Sheer force of will can create excellence too. There are five presidential libraries associated with universities in the U.S. Three are in Texas: the Johnson Library at U.T. Austin and a pair of Bush athenaeums, 41’s at Texas A&M, and 43’s at SMU. Michigan hosts the Ford Library. The latest addition to make this group five is at Mississippi State University. Announced on May 18, 2012, The Presidential Library of Ulysses S. Grant will have notable impact on our understanding of the Civil War in America and the role of radical republicanism in the Reconstruction Era that followed.

If rusty on Civil War history, Grant was the leader of the Union forces and his decisive victory at Vicksburg cut the Confederacy in half, leading, in measure, to the downfall of the Confederacy. Mississippi State University diligently pursued the Ulysses S. Grant collection from Southern Illinois University, where it had been nurtured for nearly half a century by the renowned Grant scholar, John Y. Simon.

To put a gallon of irony in a tea cup, Grant started his campaign to divide the confederacy in Southern Illinois, at Cairo, where the Mississippi and Ohio Rivers meet.

Through this exercise of intent, Mississippi State University will meaningfully contribute to the study of American history for students. Additionally, the Grant Center will attract new faculty and endowment support because dollars follow quality of intent, thought, and execution.

National need in response to the devastation of the Dust Bowl spawned an effort to combat soil erosion and simultaneously create water conservation. The work was initiated at the Missouri Agricultural Experiment Station in Columbia, Missouri. This university led the response to the great tragedy of rural America in the 20th century. Additionally, the work dovetails with contemporary concepts of sustainability in the 21st century.
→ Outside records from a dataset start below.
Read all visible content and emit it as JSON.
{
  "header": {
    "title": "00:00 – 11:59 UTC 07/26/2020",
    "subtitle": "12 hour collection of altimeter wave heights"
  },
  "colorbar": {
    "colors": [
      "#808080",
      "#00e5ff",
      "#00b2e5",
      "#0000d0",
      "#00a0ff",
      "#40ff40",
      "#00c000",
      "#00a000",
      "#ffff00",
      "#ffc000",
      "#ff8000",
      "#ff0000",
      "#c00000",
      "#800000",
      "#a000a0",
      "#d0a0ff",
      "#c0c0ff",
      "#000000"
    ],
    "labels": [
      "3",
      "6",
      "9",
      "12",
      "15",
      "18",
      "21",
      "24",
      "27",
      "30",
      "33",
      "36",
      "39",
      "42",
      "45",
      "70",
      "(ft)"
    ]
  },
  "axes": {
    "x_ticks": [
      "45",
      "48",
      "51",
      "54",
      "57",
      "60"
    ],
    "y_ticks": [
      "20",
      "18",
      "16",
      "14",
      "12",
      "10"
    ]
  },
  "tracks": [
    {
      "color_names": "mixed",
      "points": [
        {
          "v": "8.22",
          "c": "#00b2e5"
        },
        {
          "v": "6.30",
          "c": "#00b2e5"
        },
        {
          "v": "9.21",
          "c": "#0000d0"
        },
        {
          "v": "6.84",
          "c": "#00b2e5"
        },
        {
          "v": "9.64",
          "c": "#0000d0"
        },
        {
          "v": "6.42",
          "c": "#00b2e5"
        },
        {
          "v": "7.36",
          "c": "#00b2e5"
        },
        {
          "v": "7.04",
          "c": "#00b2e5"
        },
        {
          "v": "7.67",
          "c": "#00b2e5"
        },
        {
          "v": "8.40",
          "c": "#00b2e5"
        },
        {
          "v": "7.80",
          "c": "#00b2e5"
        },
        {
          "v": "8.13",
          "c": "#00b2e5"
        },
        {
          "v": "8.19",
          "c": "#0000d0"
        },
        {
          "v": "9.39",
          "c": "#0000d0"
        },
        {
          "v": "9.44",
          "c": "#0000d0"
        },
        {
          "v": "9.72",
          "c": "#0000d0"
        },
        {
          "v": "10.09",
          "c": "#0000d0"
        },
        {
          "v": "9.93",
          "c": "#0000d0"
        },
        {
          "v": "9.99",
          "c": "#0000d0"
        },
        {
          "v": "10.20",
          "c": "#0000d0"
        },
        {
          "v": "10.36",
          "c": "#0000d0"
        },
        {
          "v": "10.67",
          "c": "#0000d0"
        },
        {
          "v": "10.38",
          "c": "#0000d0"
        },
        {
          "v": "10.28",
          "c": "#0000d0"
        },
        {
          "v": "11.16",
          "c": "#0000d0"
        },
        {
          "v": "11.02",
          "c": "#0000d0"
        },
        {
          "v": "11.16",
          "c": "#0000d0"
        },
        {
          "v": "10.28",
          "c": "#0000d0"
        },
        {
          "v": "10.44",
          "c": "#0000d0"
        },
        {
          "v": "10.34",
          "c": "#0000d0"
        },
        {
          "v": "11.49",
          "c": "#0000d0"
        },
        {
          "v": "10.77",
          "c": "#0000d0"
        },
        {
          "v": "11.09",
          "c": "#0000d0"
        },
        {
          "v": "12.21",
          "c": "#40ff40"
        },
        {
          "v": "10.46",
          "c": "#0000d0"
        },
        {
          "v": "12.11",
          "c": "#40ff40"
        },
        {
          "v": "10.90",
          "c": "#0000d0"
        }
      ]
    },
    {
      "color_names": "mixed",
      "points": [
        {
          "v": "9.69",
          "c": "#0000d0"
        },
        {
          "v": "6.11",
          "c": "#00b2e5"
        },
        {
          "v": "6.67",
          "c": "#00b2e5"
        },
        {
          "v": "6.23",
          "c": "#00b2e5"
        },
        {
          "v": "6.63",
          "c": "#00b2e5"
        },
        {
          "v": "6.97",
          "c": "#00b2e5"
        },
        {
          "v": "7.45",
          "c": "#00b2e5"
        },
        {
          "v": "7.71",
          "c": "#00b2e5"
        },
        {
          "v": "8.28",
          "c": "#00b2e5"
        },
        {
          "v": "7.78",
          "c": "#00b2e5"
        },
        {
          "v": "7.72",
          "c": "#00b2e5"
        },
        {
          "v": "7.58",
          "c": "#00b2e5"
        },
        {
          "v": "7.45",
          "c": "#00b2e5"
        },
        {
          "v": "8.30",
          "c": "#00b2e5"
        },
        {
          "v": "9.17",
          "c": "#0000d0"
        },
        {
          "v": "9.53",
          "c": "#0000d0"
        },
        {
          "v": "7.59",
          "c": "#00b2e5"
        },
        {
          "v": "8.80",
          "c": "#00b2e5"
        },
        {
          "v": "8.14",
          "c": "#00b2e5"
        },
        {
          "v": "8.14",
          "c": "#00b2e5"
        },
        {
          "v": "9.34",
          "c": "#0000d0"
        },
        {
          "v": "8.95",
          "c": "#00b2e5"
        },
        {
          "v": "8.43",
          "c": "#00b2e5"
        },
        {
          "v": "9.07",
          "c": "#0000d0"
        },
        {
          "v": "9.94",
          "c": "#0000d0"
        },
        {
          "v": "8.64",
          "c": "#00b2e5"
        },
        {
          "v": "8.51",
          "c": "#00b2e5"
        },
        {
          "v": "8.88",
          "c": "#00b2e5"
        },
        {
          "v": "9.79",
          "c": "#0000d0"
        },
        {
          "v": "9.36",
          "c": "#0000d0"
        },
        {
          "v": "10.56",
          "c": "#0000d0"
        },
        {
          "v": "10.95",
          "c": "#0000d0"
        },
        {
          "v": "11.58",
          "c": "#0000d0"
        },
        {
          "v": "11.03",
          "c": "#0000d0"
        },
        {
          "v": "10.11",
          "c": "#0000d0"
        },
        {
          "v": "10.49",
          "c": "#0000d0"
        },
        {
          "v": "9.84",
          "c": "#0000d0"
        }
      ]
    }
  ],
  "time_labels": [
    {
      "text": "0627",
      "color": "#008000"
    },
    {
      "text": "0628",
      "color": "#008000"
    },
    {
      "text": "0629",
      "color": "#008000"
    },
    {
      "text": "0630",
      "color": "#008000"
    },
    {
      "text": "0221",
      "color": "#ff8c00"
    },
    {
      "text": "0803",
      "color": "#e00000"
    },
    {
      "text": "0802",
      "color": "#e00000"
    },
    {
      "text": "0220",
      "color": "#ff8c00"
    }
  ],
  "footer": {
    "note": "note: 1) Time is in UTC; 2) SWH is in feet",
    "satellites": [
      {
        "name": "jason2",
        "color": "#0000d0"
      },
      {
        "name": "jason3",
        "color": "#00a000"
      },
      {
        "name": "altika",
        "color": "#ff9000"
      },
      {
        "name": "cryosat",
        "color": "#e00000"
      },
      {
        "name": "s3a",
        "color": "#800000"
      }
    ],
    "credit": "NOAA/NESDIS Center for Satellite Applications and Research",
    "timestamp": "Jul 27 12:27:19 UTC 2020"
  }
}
Economic development caused Louisiana State University to create a Sugar Research Station in 1885. State sugar growers were concerned about increasing yields in production, and implored the university to generate new knowledge and insight that would help the economic development of South Louisiana through more effective and productive sugar cane yields. While a more localized issue than the H-bomb or dust bowl, research evolved at Louisiana State University to impact academic excellence through sugar production.

Our universities need the leadership and guidance to pursue issues of import in response to a diverse range of need and desires. Intent manifests itself in programmatic growth. Seeds of research and scholarly excellence are driven by a form of passion to better understand the world around us, and give power to academic life for faculty and students, and create distinction for universities…distinction that attracts the best scholars and students.